Em todos os 15 anos da história eleitoral
em Moçambique que a oposição vem se queixando de não estar a receber dos órgãos
de administração das eleições o tratamento que lhe é devido, sendo essa a causa
que agita como justificação das suas sucessivas derrotas.
Em alguns momentos tomámos essas
reclamações como típicas da narrativa de quem nunca quer admitir a sua
responsabilidade no insucesso, tentando atribuir culpas a outrem.
Mas precisamos de mudar de atitude, e
começar a olhar para os processos eleitorais em Moçambique com olhos de quem
tem benefícios a colher de um processo eleitoral íntegro, sujeito a uma
fiscalização minuciosa desde o princípio até ao fim.
O nosso envolvimento em eleições não se
pode reduzir a acordar cedo no dia da votação, ficar na fila até que chegue a
nossa vez e depois ir tomar copos e comentar com os amigos.

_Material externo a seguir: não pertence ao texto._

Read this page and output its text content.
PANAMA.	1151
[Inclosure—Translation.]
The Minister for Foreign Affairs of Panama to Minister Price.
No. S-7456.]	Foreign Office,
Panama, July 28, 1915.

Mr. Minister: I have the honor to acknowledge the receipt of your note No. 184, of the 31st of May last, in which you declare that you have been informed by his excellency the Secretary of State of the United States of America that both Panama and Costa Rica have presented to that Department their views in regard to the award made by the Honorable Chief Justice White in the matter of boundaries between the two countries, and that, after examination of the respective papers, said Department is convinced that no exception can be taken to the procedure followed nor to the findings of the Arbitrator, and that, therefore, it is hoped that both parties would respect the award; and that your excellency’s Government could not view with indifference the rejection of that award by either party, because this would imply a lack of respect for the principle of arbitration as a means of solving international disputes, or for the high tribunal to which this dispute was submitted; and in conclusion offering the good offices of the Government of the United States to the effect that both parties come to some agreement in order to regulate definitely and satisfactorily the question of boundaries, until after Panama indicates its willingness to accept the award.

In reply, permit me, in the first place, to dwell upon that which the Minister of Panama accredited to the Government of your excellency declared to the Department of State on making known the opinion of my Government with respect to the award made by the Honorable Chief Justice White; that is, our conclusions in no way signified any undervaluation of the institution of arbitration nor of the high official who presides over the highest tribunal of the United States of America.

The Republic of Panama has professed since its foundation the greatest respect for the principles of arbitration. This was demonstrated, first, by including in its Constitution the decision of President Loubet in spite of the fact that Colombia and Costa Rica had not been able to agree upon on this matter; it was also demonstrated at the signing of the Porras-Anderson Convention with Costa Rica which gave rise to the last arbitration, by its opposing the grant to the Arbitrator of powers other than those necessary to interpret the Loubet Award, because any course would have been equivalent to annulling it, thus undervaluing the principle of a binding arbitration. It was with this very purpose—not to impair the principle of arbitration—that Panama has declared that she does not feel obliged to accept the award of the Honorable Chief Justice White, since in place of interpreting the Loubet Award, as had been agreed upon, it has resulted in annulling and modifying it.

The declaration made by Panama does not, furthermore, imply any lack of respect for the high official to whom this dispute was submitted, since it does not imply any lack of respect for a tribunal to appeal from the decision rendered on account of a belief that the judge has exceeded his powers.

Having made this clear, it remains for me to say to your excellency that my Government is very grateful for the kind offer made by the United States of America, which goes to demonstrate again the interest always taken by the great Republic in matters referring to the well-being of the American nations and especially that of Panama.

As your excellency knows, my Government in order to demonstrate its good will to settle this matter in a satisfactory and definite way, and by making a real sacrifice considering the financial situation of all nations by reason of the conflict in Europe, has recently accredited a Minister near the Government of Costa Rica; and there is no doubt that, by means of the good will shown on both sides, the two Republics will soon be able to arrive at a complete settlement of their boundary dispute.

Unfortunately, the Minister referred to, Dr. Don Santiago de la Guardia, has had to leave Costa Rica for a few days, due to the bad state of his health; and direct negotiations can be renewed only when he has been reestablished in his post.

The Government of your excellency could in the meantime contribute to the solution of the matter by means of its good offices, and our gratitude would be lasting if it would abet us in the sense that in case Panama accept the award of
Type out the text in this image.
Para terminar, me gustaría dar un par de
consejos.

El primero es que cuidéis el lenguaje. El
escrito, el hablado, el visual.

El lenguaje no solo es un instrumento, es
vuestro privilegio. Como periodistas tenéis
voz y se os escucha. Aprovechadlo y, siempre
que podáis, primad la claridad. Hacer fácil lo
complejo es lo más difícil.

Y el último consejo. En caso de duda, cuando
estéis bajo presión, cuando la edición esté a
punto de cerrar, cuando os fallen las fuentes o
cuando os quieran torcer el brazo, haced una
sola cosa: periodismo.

Precisamos de nos
envolver mais a fundo, para que as eleições não sejam apenas livres e justas,
mas para que acima de tudo sejam transparentes e íntegras.
E essa integridade e transparência não se
pode esperar que sejam o fruto exclusivo do trabalho da Comissão Nacional de
Eleições (CNE) e do seu braço executivo, o Secretariado Técnico de Administração
Eleitoral (STAE), que como todos nós sabemos são compostos por seres humanos como
nós, e que individualmente têm as suas próprias preferências eleitorais.
Desde os preparativos para o
recenseamento eleitoral, passando pelo registo eleitoral, as próprias eleições
e a contagem dos votos todos precisamos de estar vigilantes. Não sendo possível
que todos os eleitores exerçam essa vigilância, poderia se esperar que eles o
fizessem através do envolvimento activo dos partidos políticos que os
representam, procurando a cada passo do processo inteirar-se detalhadamente das
actividades que estão a ser realizadas.
Mas é isto que não aconteceu nos preparativos
das eleições que estão marcadas para o dia 28 de Outubro deste ano, um processo
totalmente conduzido à margem de todos os intervenientes, que como se sabe só
começaram a emergir como cogumelos em tempo de chuva com o aproximar do fim do
prazo do seu registo na CNE.
É mesmo uma vergonha esta nossa classe
política, a qual só não pedimos o seu banimento total para que a simulação de
democracia no nosso país não desapareça para sempre.
Enquanto os partidos políticos
moçambicanos estavam no gozo das suas férias quinquenais, a CNE e o STAE
conseguiram, fora da nossa vigilância colectiva, tomar uma decisão sobre o
sistema informático a ser usado no recenseamento eleitoral e sua actualização.
Não se sabe se houve concurso público para a aquisição do referido equipamento,
como mandam as regras sobre aquisições para as instituições do Estado, não se
conhecendo também a identidade e os proprietários da empresa a quem a sorte foi
bater à porta. E com este estado de coisas não fiquemos surpreendidos se um dia
viermos a descobrir que a empresa que forneceu esse equipamento pertence a um
dos candidatos, coisa que deveria ser expressamente proibida por lei.
Não se tem memória de alguma auditoria
pública e independente ter sido realizada em relação ao referido equipamento e
respectivo software, não se sabendo se este é de fabrico caseiro ou seja o que
for.
Pelo que fomos acompanhando ao longo da
última actualização do recenseamento eleitoral, esse processo foi um fiasco,
não se sabendo se propositado ou por falhas técnicas genuínas, típicas de um equipamento
de qualidade e origem duvidosas.
Mesmo assim, e para serem consequentes
para com a sua atitude de despreocupação total em relação a processos onde
deveriam prestar uma atenção especial, nenhum dos partidos políticos veio a
público questionar o STAE, quando este órgão afirma ter atingido, e em alguns
casos até ultrapassado, a meta projectada para a actualização do recenseamento
recentemente concluído.
É no meio de toda esta nebulosidade que
nos preparamos para as eleições de 28 de Outubro, que não se duvida que serão
livres. Mas terão sido também justas, íntegras e transparentes? É duvidoso!